Per i nomadi tibetani e per le centinaia di migliaia di Uiguri
nel vicino Turkestan orientale il boom economico significa la
scomparsa delle proprie società tradizionali. Per
assicurarsi le materie prime la Cina promuove l'insediamento di
cinesi Han, come anche la costruzione di dighe, oleodotti,
gasdotti, e collegamenti ferroviari. A causa dello sfruttamento
della natura sempre più Tibetani ed Uiguri perdono le basi
per la propria sopravvivenza. Allo stesso tempo in entrambe le
regioni le autorità cinesi inaspriscono anche la
repressione nei confronti delle popolazioni tradizionali
stanziali per assicurarsi il controllo nel lungo periodo sulle
risorse. Anche in Birmania o in Indonesia il disboscamento
selvaggio praticato per sostenere il boom economico cinese, porta
alla distruzione della base vitale di centinaia di migliaia di
appartenenti alle popolazioni indigene. Per sostenere la fame
cinese di materie prime in Birmania vengono abbattuti centinaia
di migliaia di ettari di foresta e in Indonesia si dissodano
grandi aree di foresta tropicale per far posto alle piantagioni
di palma da olio.
Nella Birmania orientale la Cina sta progettando quattro mega
dighe sul fiume Salween: in questa zona vivono più di
100.000 appartenenti alle nazionalità dei Karen, Shan e
Karenni e per questo rischiano la deportazione. Il piccolo gruppo
etnico degli Yintalai che conta solamente 1.000 appartenenti,
rischia anch'esso l'annientamento a causa del megaprogetto, in
quanto il suo spazio vitale verrebbe completamente distrutto. 96
villaggi sul fiume Salween sono già stati forzatamente
evacuati e distrutti. Le mega dighe dovrebbero garantire fino a
16.000 Megawatt che dovrebbero però servire soprattutto a
coprire il fabbisogno energetico della Thailandia. Il progetto
sarà realizzato dall'impresa statale cinese Sinohydro
Corporation insieme alla EGAT, impresa energetica tailandese.

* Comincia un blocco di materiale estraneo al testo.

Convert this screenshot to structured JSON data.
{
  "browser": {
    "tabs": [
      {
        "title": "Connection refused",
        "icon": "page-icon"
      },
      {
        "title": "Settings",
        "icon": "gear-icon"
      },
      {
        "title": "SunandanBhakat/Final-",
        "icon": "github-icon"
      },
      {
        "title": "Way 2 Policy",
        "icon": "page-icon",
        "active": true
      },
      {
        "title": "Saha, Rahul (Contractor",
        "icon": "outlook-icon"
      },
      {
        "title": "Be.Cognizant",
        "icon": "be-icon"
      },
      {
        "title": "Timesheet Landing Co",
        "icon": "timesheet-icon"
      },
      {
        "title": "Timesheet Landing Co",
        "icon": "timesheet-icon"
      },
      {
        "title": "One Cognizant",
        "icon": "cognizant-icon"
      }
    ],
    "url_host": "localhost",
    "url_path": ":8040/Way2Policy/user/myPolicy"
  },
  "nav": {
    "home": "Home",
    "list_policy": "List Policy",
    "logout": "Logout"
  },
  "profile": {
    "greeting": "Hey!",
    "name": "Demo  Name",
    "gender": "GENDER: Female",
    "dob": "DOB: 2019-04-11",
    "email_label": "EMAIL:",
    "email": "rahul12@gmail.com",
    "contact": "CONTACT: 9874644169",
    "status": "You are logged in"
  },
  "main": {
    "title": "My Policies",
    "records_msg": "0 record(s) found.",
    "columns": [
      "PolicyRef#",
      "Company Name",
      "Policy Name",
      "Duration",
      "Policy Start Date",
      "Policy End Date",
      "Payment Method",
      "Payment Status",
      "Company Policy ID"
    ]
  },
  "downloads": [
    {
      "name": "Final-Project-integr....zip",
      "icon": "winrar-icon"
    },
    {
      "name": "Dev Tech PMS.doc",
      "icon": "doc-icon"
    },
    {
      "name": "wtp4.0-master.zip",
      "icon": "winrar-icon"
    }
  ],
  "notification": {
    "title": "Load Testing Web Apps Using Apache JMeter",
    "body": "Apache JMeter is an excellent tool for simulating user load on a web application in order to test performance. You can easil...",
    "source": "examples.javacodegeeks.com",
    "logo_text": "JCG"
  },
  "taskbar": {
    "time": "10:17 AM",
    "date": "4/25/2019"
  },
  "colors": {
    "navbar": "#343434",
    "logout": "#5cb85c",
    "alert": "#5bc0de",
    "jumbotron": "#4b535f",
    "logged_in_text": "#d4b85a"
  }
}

Sinohydro è anche pesantemente coinvolta nella costruzione
della diga di Merowe in Sudan.
Poiché i militari ormai da anni eseguono sistematicamente
sgomberi e reinsediamenti forzati, tre quarti ormai degli 85
villaggi che esistevano nella zona interessata dalla diga di
Weigyi sono stati cancellati dalle cartine. Ancora 28 villaggi
dovranno essere sommersi e i relativi abitanti, circa 35.000
persone, saranno deportati. Nell'area dove scorre il fiume
Salween per circa 2.400 Km. la presenza militare è
drasticamente aumentata. Inizialmente l'esercito birmano
manteneva in quest'area solamente 10 basi: nel frattempo sono
state create 54 postazioni militari difese con artiglieria
pesante. Costretti dai militari i Karen hanno dovuto lavorare
forzatamente alla costruzione dell'infrastruttura stradale, che
è stata anche assicurata con campi minati. La maggior
parte dei Karen che vivono in questa zona particolarmente adatta
alla frutticoltura a causa del terrore dell'esercito sono dovuti
fuggire nella vicina Thailandia, dove vivono in campi profughi in
condizioni umane drammatiche. Ma circa 5.000 Karen sono tutt'ora
nascosti nelle foreste e vivono come possono senza cibo e senza
medicine. Dal 1948 sia i Karen, in maggioranza cristiani, sia
altre nazionalità lottano per avere garantita la promessa
autonomia nella Birmania multietnica. Solamente nella primavera
del 2006 con una nuova offensiva militare la Birmania è
riuscita a cacciare altri 15.000 Karen.
L'organizzazione "Aiutare senza confini" sostiene la causa dei
Birmani di tutte le nazionalità nell'ambito del Burma Day
(www.burmaday.org) che si
terrà il 30 settembre presso l'Accademia europea di
Bolzano. Il tema della manifestazione sarà lo strisciante
genocidio delle minoranze birmane.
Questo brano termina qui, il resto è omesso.